Со своей стороны я был бы счастлив узнать о генах, отвечающих за разнообразие человечества и определяющих различия между людьми – будь то мужчины и женщины, живущие в одной и той же деревне, или индивиды, никогда не покидавшие своих родных континентов. В некоторой степени мною движет простая любовь к познанию. Это чувство возникает тогда, когда я смотрю на картину Данте Габриеля Россетти "Ла Гирландата", понимая, что у его модели Алексы Уайлдинг было две мутации утраты функций гена MC1R, которые и сделали ее обладательницей роскошных рыжих волос. Радость познания отчасти всегда сопровождает любые занятия наукой, но к этому следует прибавить некое особое удовольствие, которое возникает тогда, когда удается понять причину явления ранее знакомого, хотя и абсолютно загадочного.
Точка зрения, что человеческая изменчивость не представляет интереса для науки, кажется мне излишне высокомерной. В конце концов, игнорируя человеческое разнообразие, популяционные генетики десятилетиями усиленно растрачивают свою энергию (запасы которой кажутся неисчерпаемыми) на изучение разновидностей окраски раковин у садовых улиток или числа щетинок на спинках плодовых мушек – задач, которые в интеллектуальном отношении весьма близки к тем, которые демонстрируются изменчивостью человека.
Утверждение, что генетика человека морально опасна, выглядит более серьезным.
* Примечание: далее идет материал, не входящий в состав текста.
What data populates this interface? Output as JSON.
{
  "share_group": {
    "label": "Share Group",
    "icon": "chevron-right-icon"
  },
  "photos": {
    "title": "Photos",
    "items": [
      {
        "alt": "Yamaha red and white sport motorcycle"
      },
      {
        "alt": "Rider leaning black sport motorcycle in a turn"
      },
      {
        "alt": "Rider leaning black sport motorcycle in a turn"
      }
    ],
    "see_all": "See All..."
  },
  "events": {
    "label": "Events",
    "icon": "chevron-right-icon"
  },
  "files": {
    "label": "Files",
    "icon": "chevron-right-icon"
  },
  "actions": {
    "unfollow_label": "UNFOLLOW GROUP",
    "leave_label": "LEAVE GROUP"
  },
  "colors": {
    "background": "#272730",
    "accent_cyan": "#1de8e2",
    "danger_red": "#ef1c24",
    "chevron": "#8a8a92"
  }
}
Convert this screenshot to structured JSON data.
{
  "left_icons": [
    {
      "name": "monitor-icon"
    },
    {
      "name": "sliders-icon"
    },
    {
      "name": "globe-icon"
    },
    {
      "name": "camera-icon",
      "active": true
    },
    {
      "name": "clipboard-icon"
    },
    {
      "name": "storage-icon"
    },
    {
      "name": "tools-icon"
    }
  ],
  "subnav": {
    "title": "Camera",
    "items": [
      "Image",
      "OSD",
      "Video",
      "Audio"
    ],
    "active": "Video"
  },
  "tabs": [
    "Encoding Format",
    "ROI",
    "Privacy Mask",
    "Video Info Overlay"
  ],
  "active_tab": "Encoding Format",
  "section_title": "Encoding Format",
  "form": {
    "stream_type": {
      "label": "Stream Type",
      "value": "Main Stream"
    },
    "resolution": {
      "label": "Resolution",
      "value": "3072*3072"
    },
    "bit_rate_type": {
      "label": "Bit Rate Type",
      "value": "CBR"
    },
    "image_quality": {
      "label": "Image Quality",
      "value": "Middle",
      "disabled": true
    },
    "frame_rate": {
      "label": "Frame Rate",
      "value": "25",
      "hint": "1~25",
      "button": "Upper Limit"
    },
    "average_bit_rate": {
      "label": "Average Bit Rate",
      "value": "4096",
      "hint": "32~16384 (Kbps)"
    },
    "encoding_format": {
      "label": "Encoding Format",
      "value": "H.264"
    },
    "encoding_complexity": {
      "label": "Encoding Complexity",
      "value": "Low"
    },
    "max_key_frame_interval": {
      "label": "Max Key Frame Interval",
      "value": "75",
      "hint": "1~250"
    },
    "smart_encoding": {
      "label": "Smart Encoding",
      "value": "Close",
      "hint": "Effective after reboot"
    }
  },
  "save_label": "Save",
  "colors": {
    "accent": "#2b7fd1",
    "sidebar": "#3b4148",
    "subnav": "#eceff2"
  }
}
Зная историю науки о расах, конечно, можно понять причины возникновения такого мнения. Тем не менее оно совершенно неуместно. Разумные люди знают: различия между представителями человеческого рода настолько невелики, что с их помощью нельзя причинить сколько-нибудь значимый ущерб идее социальной справедливости. "Человеческое равенство, – если позаимствовать крылатое выражение Стивена Джея Гульда, – есть условный факт человеческой истории". Справедливо, однако, другое: пока причины человеческой изменчивости остаются неизвестными – пока те самые 7 процентов генетического разнообразия, различающие людей из разных частей света, пребывают в забвении, всегда найдутся те, кто использует это незнание для пропаганды теорий с социально опасными последствиями. Несправедливость иногда может возникать из-за нового знания, но чаще, гораздо чаще, она просачивается сквозь щели нашего невежества.